30 sept. 2010

El final del verano llegó...


Quizás un poco más tarde que para el resto, pero así es, y como dice la popular canción: "y tú partirás"... En este caso, la que partió fui yo, dejando atrás más momentos, amigos, el aire de Gredos, Casa, y sin saber hasta cuándo, que es lo verdaderamente duro.

Éste ha sido un veraneo diferente, más especial si cabe.
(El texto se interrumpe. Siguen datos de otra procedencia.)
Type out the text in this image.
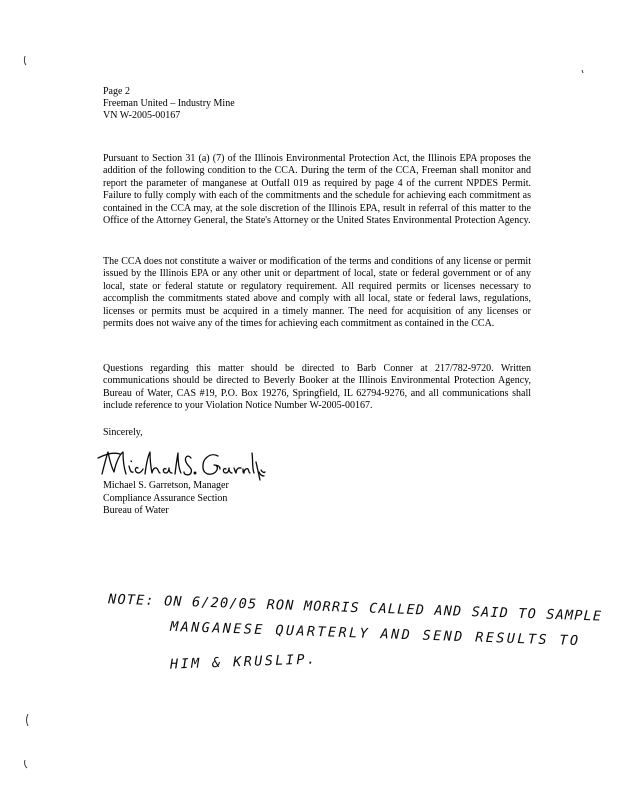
Page 2
Freeman United – Industry Mine
VN W-2005-00167

Pursuant to Section 31 (a) (7) of the Illinois Environmental Protection Act, the Illinois EPA proposes the addition of the following condition to the CCA. During the term of the CCA, Freeman shall monitor and report the parameter of manganese at Outfall 019 as required by page 4 of the current NPDES Permit. Failure to fully comply with each of the commitments and the schedule for achieving each commitment as contained in the CCA may, at the sole discretion of the Illinois EPA, result in referral of this matter to the Office of the Attorney General, the State's Attorney or the United States Environmental Protection Agency.

The CCA does not constitute a waiver or modification of the terms and conditions of any license or permit issued by the Illinois EPA or any other unit or department of local, state or federal government or of any local, state or federal statute or regulatory requirement. All required permits or licenses necessary to accomplish the commitments stated above and comply with all local, state or federal laws, regulations, licenses or permits must be acquired in a timely manner. The need for acquisition of any licenses or permits does not waive any of the times for achieving each commitment as contained in the CCA.

Questions regarding this matter should be directed to Barb Conner at 217/782-9720. Written communications should be directed to Beverly Booker at the Illinois Environmental Protection Agency, Bureau of Water, CAS #19, P.O. Box 19276, Springfield, IL 62794-9276, and all communications shall include reference to your Violation Notice Number W-2005-00167.

Sincerely,
Michael S. Garretson, Manager
Compliance Assurance Section
Bureau of Water
NOTE: ON 6/20/05 RON MORRIS CALLED AND SAID TO SAMPLE
MANGANESE QUARTERLY AND SEND RESULTS TO
HIM & KRUSLIP.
Quizás lo más distinto ha sido una misma, empezando por el tiempo cronológico, la duración de mi estancia divida en dos etapas de tres semanas cada una, continuando por cambios personales que se llevaban a cabo para luego ir transformándose según las emociones, las personas y el fluir de la buena vida, tranquila, apacible, sana. Siento que este estío me he mimetizado más con el entorno, con las gentes, soy más navarreta.
Hoy he dejado Navarredonda con la ilusión de volver pronto, quizás por eso no estaba tan triste como de costumbre, tal vez con la promesa de que me he dejado algo, y por ello hoy haya vuelto a Barcelona más tranquila y confiada en que una parte del pueblo venga pronto a mí.

... el principio del otoño se avecina prometedor, y espero que las demás estaciones se proyecten esperanzadoras.